On the other side of the room, there were four women who were as the Afghan doctor said "psychotically depressed". That means they were so depressed that they were having breaks with reality. I didn't really see that. I think that the doctors were just tired of hearing them cry and they made up that diagnosis as an excuse to give them antipsychotic medication to put them to sleep.
The first girl was about 16-17 years old. Her mother was with her and obviously cared deeply for her, as a mother should. I sat on the bed with her, and accepted a warm, sweet cup of milk that her mother offered me and asked what was going on. The mom told me most of the story. She said that a year before, the girl had gone to a wedding and some men had come to the wedding and threatened to kidnap the girls. Since then, this young woman had not stopped crying.

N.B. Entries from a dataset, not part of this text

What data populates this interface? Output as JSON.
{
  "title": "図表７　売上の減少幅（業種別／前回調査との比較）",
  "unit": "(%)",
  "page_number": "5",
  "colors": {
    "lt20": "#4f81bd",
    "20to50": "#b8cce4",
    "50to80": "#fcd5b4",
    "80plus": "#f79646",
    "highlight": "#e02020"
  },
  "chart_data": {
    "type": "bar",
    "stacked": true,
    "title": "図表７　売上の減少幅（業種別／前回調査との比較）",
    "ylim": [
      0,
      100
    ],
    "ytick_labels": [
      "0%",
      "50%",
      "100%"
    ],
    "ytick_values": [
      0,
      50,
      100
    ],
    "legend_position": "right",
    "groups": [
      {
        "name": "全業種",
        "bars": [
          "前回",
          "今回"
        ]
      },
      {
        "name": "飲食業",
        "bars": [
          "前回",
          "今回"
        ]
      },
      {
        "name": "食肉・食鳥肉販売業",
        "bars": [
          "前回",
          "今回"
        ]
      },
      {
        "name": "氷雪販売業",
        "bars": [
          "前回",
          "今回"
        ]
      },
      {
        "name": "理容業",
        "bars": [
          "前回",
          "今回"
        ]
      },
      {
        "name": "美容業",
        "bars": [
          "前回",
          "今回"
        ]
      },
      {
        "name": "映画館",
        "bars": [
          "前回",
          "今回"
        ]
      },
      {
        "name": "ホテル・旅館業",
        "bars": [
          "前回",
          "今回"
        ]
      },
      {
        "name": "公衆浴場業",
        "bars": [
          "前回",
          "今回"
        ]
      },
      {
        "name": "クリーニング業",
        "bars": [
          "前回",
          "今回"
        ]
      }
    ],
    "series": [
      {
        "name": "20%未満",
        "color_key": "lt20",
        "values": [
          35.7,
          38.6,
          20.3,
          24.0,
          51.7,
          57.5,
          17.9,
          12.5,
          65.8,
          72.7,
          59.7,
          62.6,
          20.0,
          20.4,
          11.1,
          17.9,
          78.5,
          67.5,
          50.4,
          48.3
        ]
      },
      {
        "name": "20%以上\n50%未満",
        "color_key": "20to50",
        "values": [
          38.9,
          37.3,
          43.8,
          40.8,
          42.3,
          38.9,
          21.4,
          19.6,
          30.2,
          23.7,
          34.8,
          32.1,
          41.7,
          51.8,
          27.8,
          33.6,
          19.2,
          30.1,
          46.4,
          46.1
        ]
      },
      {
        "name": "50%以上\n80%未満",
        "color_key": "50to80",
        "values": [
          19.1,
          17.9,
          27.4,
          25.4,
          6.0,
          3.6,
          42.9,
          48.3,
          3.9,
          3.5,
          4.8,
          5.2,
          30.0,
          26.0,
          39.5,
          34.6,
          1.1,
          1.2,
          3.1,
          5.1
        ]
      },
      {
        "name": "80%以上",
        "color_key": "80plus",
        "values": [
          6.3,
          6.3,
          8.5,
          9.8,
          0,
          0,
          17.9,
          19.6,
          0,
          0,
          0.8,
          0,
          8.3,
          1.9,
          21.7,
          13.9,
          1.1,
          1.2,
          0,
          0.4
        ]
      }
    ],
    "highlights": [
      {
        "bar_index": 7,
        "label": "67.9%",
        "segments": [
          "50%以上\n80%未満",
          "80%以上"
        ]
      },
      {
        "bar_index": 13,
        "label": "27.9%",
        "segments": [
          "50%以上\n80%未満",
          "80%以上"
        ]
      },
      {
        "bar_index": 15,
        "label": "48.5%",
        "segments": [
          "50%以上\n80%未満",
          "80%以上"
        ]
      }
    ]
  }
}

Afghans are notoriously emotional, but this seemed way over the top, to be frightened, and then to cry for a whole year. I had a sense that there was more to it. In Afghanistan, if a woman is raped, it is considered her fault. As I watched this young woman and her interactions with people, and the fact that we couldn't get her to tell her story, but just let her mom speak for her, I felt that she had probably been raped at that wedding, and perhaps even gang raped. My heart burned for her. I knew that if she told her parents, it may mean death for her. I took the nursing student assigned to her (this is the same student that I took out to help me with Roqia [the little girl with abdominal TB]) out into the hall and told her my thoughts. I asked her to just sit with the girl all day, hold her hand, and listen to her. I told her to make sure that this girl knew that no matter what happened that day, it wasn't her fault. I also sat with her off and on all day that day, and told her over and over that if anything else had happened to her, that it wasn't her fault, but it was shame on the men who did it.

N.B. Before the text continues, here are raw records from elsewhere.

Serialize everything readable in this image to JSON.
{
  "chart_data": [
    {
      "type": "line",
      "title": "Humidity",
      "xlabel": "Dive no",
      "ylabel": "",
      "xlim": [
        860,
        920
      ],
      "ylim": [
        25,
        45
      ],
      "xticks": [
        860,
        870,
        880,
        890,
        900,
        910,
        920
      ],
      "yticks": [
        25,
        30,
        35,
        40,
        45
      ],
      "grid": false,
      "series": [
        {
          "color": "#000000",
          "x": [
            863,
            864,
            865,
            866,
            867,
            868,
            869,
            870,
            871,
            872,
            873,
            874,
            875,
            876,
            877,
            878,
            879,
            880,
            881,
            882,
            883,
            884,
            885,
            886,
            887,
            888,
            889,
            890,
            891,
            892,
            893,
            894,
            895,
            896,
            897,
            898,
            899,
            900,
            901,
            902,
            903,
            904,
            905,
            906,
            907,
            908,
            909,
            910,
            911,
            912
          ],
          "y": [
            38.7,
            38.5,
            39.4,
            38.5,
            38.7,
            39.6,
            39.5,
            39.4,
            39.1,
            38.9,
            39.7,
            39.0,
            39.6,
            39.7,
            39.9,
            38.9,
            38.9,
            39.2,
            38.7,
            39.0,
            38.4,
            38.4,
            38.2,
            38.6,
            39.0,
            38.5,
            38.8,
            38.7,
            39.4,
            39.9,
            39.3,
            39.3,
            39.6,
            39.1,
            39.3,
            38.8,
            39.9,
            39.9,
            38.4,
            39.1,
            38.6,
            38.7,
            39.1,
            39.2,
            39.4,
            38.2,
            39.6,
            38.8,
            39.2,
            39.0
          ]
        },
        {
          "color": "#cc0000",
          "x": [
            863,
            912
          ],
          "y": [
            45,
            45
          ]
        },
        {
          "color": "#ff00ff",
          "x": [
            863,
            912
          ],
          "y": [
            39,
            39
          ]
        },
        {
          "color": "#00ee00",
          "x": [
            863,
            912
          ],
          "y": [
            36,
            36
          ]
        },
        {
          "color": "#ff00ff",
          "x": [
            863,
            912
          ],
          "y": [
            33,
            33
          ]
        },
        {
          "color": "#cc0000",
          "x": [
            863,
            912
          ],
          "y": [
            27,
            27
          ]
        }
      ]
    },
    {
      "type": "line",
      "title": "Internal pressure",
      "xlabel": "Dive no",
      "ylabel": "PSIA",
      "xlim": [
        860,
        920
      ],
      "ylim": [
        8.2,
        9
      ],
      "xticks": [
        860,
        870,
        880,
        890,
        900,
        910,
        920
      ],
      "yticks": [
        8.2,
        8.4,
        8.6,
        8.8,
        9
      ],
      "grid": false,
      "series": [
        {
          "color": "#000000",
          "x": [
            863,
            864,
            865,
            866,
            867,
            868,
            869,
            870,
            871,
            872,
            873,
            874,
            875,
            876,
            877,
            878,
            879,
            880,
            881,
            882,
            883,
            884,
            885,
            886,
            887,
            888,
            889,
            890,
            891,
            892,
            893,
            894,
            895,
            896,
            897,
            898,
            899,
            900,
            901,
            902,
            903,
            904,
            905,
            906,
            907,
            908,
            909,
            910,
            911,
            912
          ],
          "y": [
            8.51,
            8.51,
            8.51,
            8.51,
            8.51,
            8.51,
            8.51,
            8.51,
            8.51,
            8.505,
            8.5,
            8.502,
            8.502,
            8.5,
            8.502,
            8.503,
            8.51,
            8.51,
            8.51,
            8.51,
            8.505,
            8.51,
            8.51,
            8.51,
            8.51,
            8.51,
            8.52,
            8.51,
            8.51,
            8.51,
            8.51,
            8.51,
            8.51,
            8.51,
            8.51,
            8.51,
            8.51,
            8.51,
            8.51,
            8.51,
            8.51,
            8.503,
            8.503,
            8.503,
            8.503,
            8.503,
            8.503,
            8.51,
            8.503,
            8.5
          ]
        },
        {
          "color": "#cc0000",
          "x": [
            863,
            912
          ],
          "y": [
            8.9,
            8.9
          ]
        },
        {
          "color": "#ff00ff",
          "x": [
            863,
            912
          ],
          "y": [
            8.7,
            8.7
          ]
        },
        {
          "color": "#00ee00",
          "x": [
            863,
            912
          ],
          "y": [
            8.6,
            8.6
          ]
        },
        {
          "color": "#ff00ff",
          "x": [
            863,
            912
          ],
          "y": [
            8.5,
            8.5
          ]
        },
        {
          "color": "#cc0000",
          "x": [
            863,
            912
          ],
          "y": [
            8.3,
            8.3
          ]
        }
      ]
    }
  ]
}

Another lady, near the end of the row was so depressed that she was starving herself. She was literally just skin and bones, and she was completely catatonic from the antipsychotic medication that she had received. She had several small children one of which would come and sit with her every day. It broke my heart to watch these little children watching their mother starving herself to death. I sat and held her hand as well, and cried with her (as I did with every patient that day). I also snuck her a little money before I left that day to help her buy her medicines.
While I was sitting with her, another lady was brought in and put in the bed beside her. She then began screaming a blood curdling scream and shouting that she will pour gasoline all over herself and light herself on fire.

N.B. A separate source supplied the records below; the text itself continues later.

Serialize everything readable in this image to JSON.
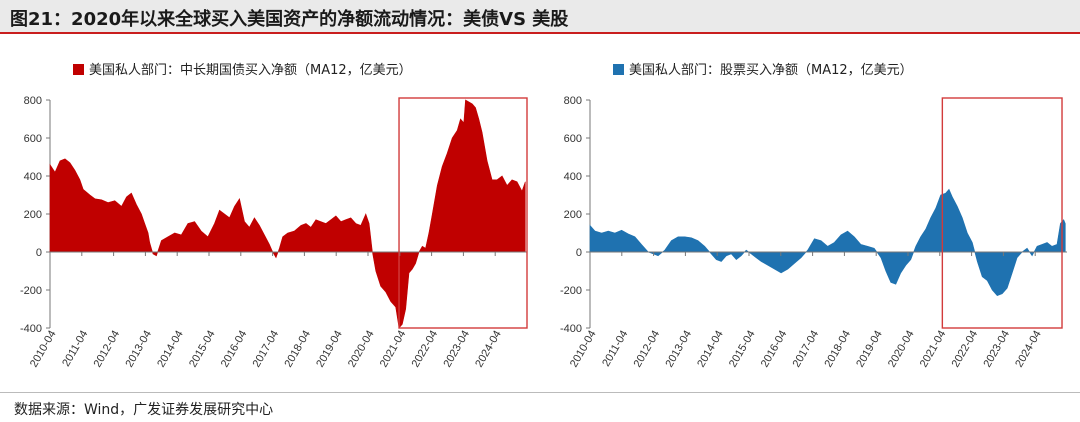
{
  "title": "图21：2020年以来全球买入美国资产的净额流动情况：美债VS 美股",
  "footer": "数据来源：Wind，广发证券发展研究中心",
  "chart_data": [
    {
      "type": "area",
      "legend": "美国私人部门：中长期国债买入净额（MA12，亿美元）",
      "color": "#c00000",
      "ylim": [
        -400,
        800
      ],
      "yticks": [
        -400,
        -200,
        0,
        200,
        400,
        600,
        800
      ],
      "xlim": [
        2010.25,
        2024.6
      ],
      "xticks": [
        "2010-04",
        "2011-04",
        "2012-04",
        "2013-04",
        "2014-04",
        "2015-04",
        "2016-04",
        "2017-04",
        "2018-04",
        "2019-04",
        "2020-04",
        "2021-04",
        "2022-04",
        "2023-04",
        "2024-04"
      ],
      "highlight": [
        2020.75,
        2024.6
      ],
      "series": [
        {
          "x": [
            2010.25,
            2010.4,
            2010.55,
            2010.7,
            2010.85,
            2011.0,
            2011.15,
            2011.25,
            2011.45,
            2011.6,
            2011.8,
            2012.0,
            2012.2,
            2012.4,
            2012.55,
            2012.7,
            2012.85,
            2013.0,
            2013.1,
            2013.2,
            2013.25,
            2013.35,
            2013.45,
            2013.6,
            2013.8,
            2014.0,
            2014.2,
            2014.4,
            2014.6,
            2014.8,
            2015.0,
            2015.2,
            2015.35,
            2015.5,
            2015.65,
            2015.8,
            2015.95,
            2016.1,
            2016.25,
            2016.4,
            2016.55,
            2016.7,
            2016.85,
            2016.95,
            2017.05,
            2017.15,
            2017.25,
            2017.4,
            2017.6,
            2017.8,
            2017.95,
            2018.1,
            2018.25,
            2018.4,
            2018.55,
            2018.7,
            2018.85,
            2019.0,
            2019.15,
            2019.3,
            2019.45,
            2019.6,
            2019.75,
            2019.85,
            2019.95,
            2020.05,
            2020.2,
            2020.35,
            2020.5,
            2020.65,
            2020.75,
            2020.85,
            2020.95,
            2021.05,
            2021.15,
            2021.25,
            2021.35,
            2021.45,
            2021.55,
            2021.65,
            2021.75,
            2021.9,
            2022.05,
            2022.2,
            2022.35,
            2022.5,
            2022.6,
            2022.7,
            2022.75,
            2022.85,
            2022.95,
            2023.05,
            2023.15,
            2023.25,
            2023.4,
            2023.55,
            2023.7,
            2023.85,
            2024.0,
            2024.15,
            2024.3,
            2024.45,
            2024.55
          ],
          "y": [
            460,
            420,
            480,
            490,
            470,
            430,
            380,
            330,
            300,
            280,
            275,
            260,
            270,
            240,
            290,
            310,
            250,
            200,
            150,
            100,
            50,
            -10,
            -20,
            60,
            80,
            100,
            90,
            150,
            160,
            110,
            80,
            150,
            220,
            200,
            180,
            240,
            280,
            160,
            130,
            180,
            140,
            90,
            40,
            0,
            -30,
            20,
            80,
            100,
            110,
            140,
            150,
            130,
            170,
            160,
            150,
            170,
            190,
            160,
            170,
            180,
            150,
            140,
            200,
            150,
            0,
            -100,
            -180,
            -210,
            -260,
            -290,
            -400,
            -380,
            -300,
            -110,
            -90,
            -60,
            0,
            30,
            20,
            100,
            200,
            350,
            450,
            520,
            600,
            640,
            700,
            680,
            800,
            790,
            780,
            760,
            700,
            630,
            480,
            380,
            380,
            400,
            350,
            380,
            370,
            320,
            370
          ]
        }
      ]
    },
    {
      "type": "area",
      "legend": "美国私人部门：股票买入净额（MA12，亿美元）",
      "color": "#1f72b0",
      "ylim": [
        -400,
        800
      ],
      "yticks": [
        -400,
        -200,
        0,
        200,
        400,
        600,
        800
      ],
      "xlim": [
        2010.25,
        2024.6
      ],
      "xticks": [
        "2010-04",
        "2011-04",
        "2012-04",
        "2013-04",
        "2014-04",
        "2015-04",
        "2016-04",
        "2017-04",
        "2018-04",
        "2019-04",
        "2020-04",
        "2021-04",
        "2022-04",
        "2023-04",
        "2024-04"
      ],
      "highlight": [
        2020.85,
        2024.45
      ],
      "series": [
        {
          "x": [
            2010.25,
            2010.4,
            2010.6,
            2010.8,
            2011.0,
            2011.2,
            2011.4,
            2011.6,
            2011.8,
            2012.0,
            2012.15,
            2012.3,
            2012.5,
            2012.7,
            2012.9,
            2013.1,
            2013.3,
            2013.5,
            2013.7,
            2013.9,
            2014.05,
            2014.2,
            2014.35,
            2014.5,
            2014.65,
            2014.8,
            2014.95,
            2015.1,
            2015.25,
            2015.4,
            2015.6,
            2015.8,
            2016.0,
            2016.2,
            2016.4,
            2016.6,
            2016.8,
            2017.0,
            2017.2,
            2017.4,
            2017.6,
            2017.8,
            2018.0,
            2018.2,
            2018.4,
            2018.6,
            2018.8,
            2019.0,
            2019.15,
            2019.3,
            2019.45,
            2019.6,
            2019.75,
            2019.9,
            2020.05,
            2020.2,
            2020.35,
            2020.5,
            2020.65,
            2020.8,
            2020.95,
            2021.05,
            2021.15,
            2021.3,
            2021.45,
            2021.6,
            2021.75,
            2021.9,
            2022.05,
            2022.2,
            2022.35,
            2022.5,
            2022.65,
            2022.8,
            2022.95,
            2023.1,
            2023.25,
            2023.4,
            2023.55,
            2023.7,
            2023.85,
            2024.0,
            2024.15,
            2024.3,
            2024.4,
            2024.5,
            2024.55
          ],
          "y": [
            140,
            110,
            100,
            110,
            100,
            115,
            95,
            80,
            40,
            0,
            -10,
            -20,
            10,
            60,
            80,
            80,
            75,
            60,
            30,
            -10,
            -40,
            -50,
            -20,
            -10,
            -40,
            -20,
            10,
            -10,
            -30,
            -50,
            -70,
            -90,
            -110,
            -90,
            -60,
            -30,
            10,
            70,
            60,
            30,
            50,
            90,
            110,
            80,
            40,
            30,
            20,
            -30,
            -100,
            -160,
            -170,
            -110,
            -70,
            -40,
            30,
            80,
            120,
            180,
            230,
            300,
            310,
            330,
            290,
            240,
            180,
            100,
            50,
            -50,
            -130,
            -150,
            -200,
            -230,
            -220,
            -190,
            -110,
            -30,
            0,
            20,
            -20,
            30,
            40,
            50,
            30,
            40,
            150,
            170,
            150
          ]
        }
      ]
    }
  ]
}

At the end of the row, in a bed beside the window, there was another young married woman. I don't think she could have been more than 19, but already had several children. She was also labeled "psychotically depressed". As I was holding her hand, she looked at me with tears streaming down her face and said, "God has left me. God has left Afghanistan."
That was one of the most difficult days for me in Afghanistan. But my students learned a lot about caring for more than just a body part. They learned to care for people. The next day, when we walked through the door for clinicals, all of the patients that we had cared for the day before smiled. Their problems are far from over, but a little kindness went a long way.
A few more notable things happened this day. A man in the ward next to ours died. He had a heart attack. His family began wailing, which if you have never heard you are fortunate. Then armed guards came running down the hall with their kalashnikovs at the ready. When a patient dies, guards always come to make sure that the family members do not kill the doctors or nursing staff.
Did you ever see the movie "Blood Diamond?", They keep shrugging their shoulders and saying TIA (meaning "this is Africa"). The Afghans have the same phrase. WHen you ask why something is the way it is, they shrug their shoulders and say, "Afghanistan as dega" (This is Afghanistan).